Shannyn left work on Friday and stopped for pizza. Every payday, she stopped for a takeout meal, a bi-weekly extravagance. Last payday it had been chicken fingers and fries. Tonight was Hawaiian pizza with extra cheese.
She was leaning against the takeout counter when a door slammed just outside and she saw Jonas getting out of a battered four-by-four truck.
What were the chances?
Obviously pretty good. She took a deep breath and turned her attention to the teen behind the counter who was getting her change. As the glass door opened, she tucked the money in her wallet and slid to the side to wait for her order.
“Pickup for Kirkpatrick,” he said to the girl in the red and white visor.
He dug out his wallet and turned with the box in his hands, stopping short when he saw her waiting to the side.
“Shannyn.”
“Small world, huh.” She attempted a faint, but cool smile.
“Bachelor’s supper,” he replied civilly, lifting the box a little to illustrate.
“Friday night treat,” she replied. Perhaps the initial shock of seeing each other was over, or the casual atmosphere of the pizza place helped, but he seemed slightly more approachable now than he had at his appointment. Which still didn’t say very much.
“Ham and pineapple?”
“Still my favorite,” she replied, feeling ridiculously flattered that he’d remembered that tidbit of information.
They stood there like statues exchanging the most basic of pleasantries, an air of discomfort between them.
“Miss? Your order is ready.” She took the box, shifting her hands from the hot bottom to the sides. “Fresh from the oven.”
And still they stood stock-still, until Jonas chuckled.
She didn’t realize she’d been holding her breath until she let it out at the sound of his soft laughter.
“This is a hell of a thing, isn’t it?”
“It is.” She started for the door, and he followed her. It was easier for him to relax, she reasoned, her forehead wrinkling as she frowned. He wasn’t the one carrying a gigantic secret around.
“There was a time when we weren’t uncomfortable with each other at all. I don’t know why we are now. That’s all in the past. I didn’t even know you’d still be here after all this time.”
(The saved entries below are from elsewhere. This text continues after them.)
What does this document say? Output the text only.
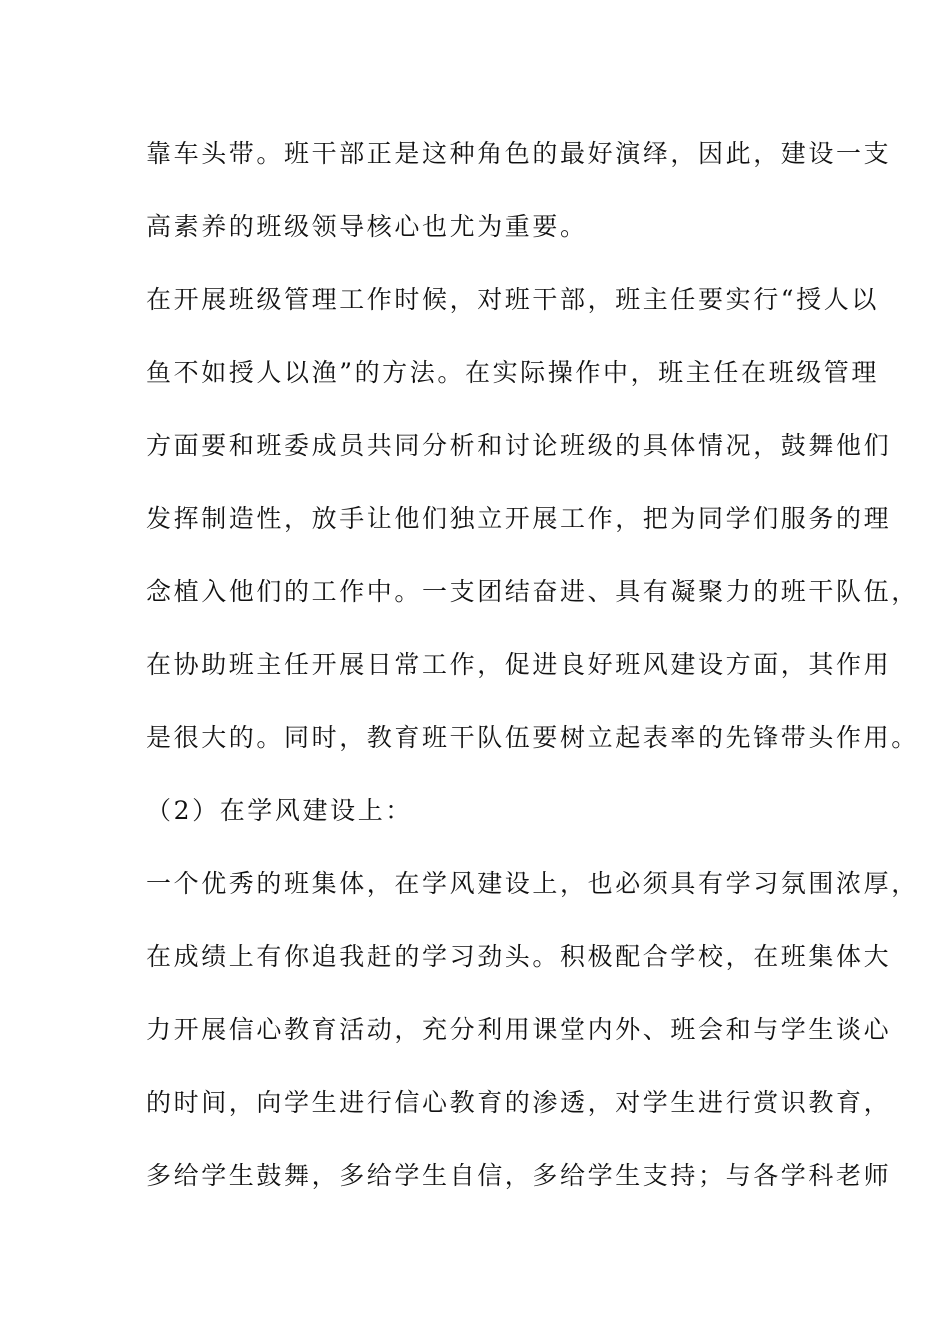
靠车头带。班干部正是这种角色的最好演绎，因此，建设一支
高素养的班级领导核心也尤为重要。
在开展班级管理工作时候，对班干部，班主任要实行“授人以
鱼不如授人以渔”的方法。在实际操作中，班主任在班级管理
方面要和班委成员共同分析和讨论班级的具体情况，鼓舞他们
发挥制造性，放手让他们独立开展工作，把为同学们服务的理
念植入他们的工作中。一支团结奋进、具有凝聚力的班干队伍，
在协助班主任开展日常工作，促进良好班风建设方面，其作用
是很大的。同时，教育班干队伍要树立起表率的先锋带头作用。
（2）在学风建设上：
一个优秀的班集体，在学风建设上，也必须具有学习氛围浓厚，
在成绩上有你追我赶的学习劲头。积极配合学校，在班集体大
力开展信心教育活动，充分利用课堂内外、班会和与学生谈心
的时间，向学生进行信心教育的渗透，对学生进行赏识教育，
多给学生鼓舞，多给学生自信，多给学生支持；与各学科老师
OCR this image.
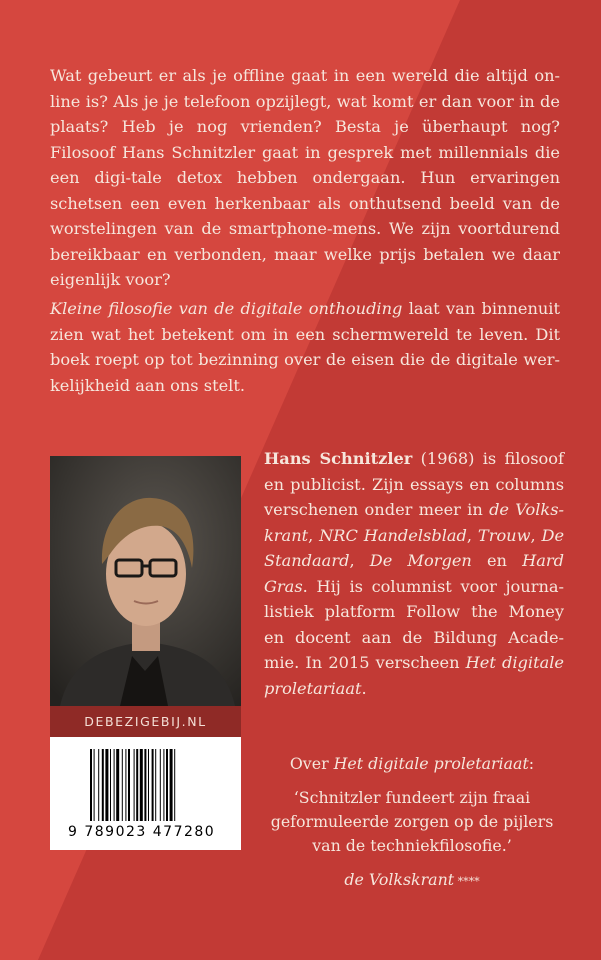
Wat gebeurt er als je offline gaat in een wereld die altijd on-line is? Als je je telefoon opzijlegt, wat komt er dan voor in de plaats? Heb je nog vrienden? Besta je überhaupt nog? Filosoof Hans Schnitzler gaat in gesprek met millennials die een digi-tale detox hebben ondergaan. Hun ervaringen schetsen een even herkenbaar als onthutsend beeld van de worstelingen van de smartphone-mens. We zijn voortdurend bereikbaar en verbonden, maar welke prijs betalen we daar eigenlijk voor?
Kleine filosofie van de digitale onthouding laat van binnenuit zien wat het betekent om in een schermwereld te leven. Dit boek roept op tot bezinning over de eisen die de digitale wer-kelijkheid aan ons stelt.
DEBEZIGEBIJ.NL
9 789023 477280
Hans Schnitzler (1968) is filosoof en publicist. Zijn essays en columns verschenen onder meer in de Volks-krant, NRC Handelsblad, Trouw, De Standaard, De Morgen en Hard Gras. Hij is columnist voor journa-listiek platform Follow the Money en docent aan de Bildung Acade-mie. In 2015 verscheen Het digitale proletariaat.
Over Het digitale proletariaat:
‘Schnitzler fundeert zijn fraai geformuleerde zorgen op de pijlers van de techniekfilosofie.’
de Volkskrant ****
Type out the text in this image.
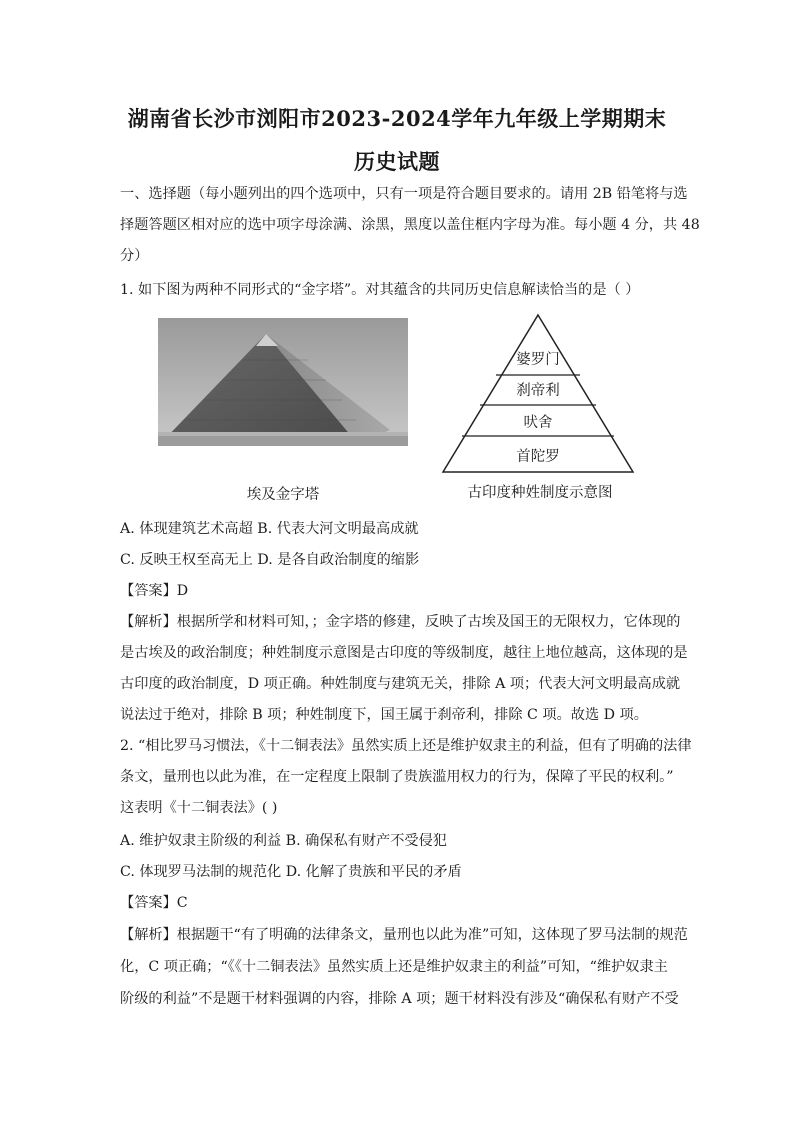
湖南省长沙市浏阳市2023-2024学年九年级上学期期末
历史试题
一、选择题（每小题列出的四个选项中，只有一项是符合题目要求的。请用 2B 铅笔将与选
择题答题区相对应的选中项字母涂满、涂黑，黑度以盖住框内字母为准。每小题 4 分，共 48
分）
1. 如下图为两种不同形式的“金字塔”。对其蕴含的共同历史信息解读恰当的是（ ）
埃及金字塔
婆罗门
刹帝利
吠舍
首陀罗
古印度种姓制度示意图
A. 体现建筑艺术高超 B. 代表大河文明最高成就
C. 反映王权至高无上 D. 是各自政治制度的缩影
【答案】D
【解析】根据所学和材料可知，；金字塔的修建，反映了古埃及国王的无限权力，它体现的
是古埃及的政治制度；种姓制度示意图是古印度的等级制度，越往上地位越高，这体现的是
古印度的政治制度，D 项正确。种姓制度与建筑无关，排除 A 项；代表大河文明最高成就
说法过于绝对，排除 B 项；种姓制度下，国王属于刹帝利，排除 C 项。故选 D 项。
2. “相比罗马习惯法，《十二铜表法》虽然实质上还是维护奴隶主的利益，但有了明确的法律
条文，量刑也以此为准，在一定程度上限制了贵族滥用权力的行为，保障了平民的权利。”
这表明《十二铜表法》( )
A. 维护奴隶主阶级的利益 B. 确保私有财产不受侵犯
C. 体现罗马法制的规范化 D. 化解了贵族和平民的矛盾
【答案】C
【解析】根据题干“有了明确的法律条文，量刑也以此为准”可知，这体现了罗马法制的规范
化，C 项正确；“《《十二铜表法》虽然实质上还是维护奴隶主的利益”可知，“维护奴隶主
阶级的利益”不是题干材料强调的内容，排除 A 项；题干材料没有涉及“确保私有财产不受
His words contradicted his cold manner of their first meeting and she wondered at it. “I stayed,” she answered, hitting the door with her hip to push it open.
Jonas held the door and then followed her out, putting his white pizza box down on the hood of his truck. “I just go where they tell me.”
Shannyn paused, the heat from the pizza warming her fingers. That had always been the problem. He was at the mercy of wherever his superiors sent him next. He’d done his training here, at Gagetown, finished when he was twenty-two. Still so young, full of energy and determination to be the best shot in the Army. Then he’d gone to Edmonton, and who know where he’d been since then. Who knew how long he’d be stationed here? Despite his injury, it was obvious he was staying in the military, not looking to be discharged. That meant more moving around.
“And where would that be?”
He smiled but it seemed grim, a thin line. “Here and there. Doing what I do…what I did,” he corrected himself. “I went where I was needed.”
The very level of danger she’d worried so much about lent a sense of the mysterious to him and Shannyn felt a glimmer of awe. He would have performed each task as he was assigned, no questions. For some strange reason, despite his aloofness, she knew what she’d always known. There was something heroic about Jonas Kirkpatrick. Something that made her feel safe. That was odd, because right now, he was her biggest threat and he didn’t even know it.
“What ar
e you doing on base now? When you left you’d just finished sniper school.” She looked up into his eyes. That had been a bone of contention in the end, too. An extra degree of danger that he’d relished, and she’d feared. And it looked as though she’d had good reason to worry. He was only wounded. How many of his men hadn’t come back alive?
His jaw hardened; only slightly but enough that she saw it. Saw his eyes cool until they seemed to shut her out completely. It was like in a matter of a few seconds, he could fully withdraw into himself.
“I’m back at the school.”
“More courses?” She couldn’t imagine what else they’d want him to do; he’d already accelerated through basic and had set his eyes on Special Forces. He’d obviously done his job and done it well.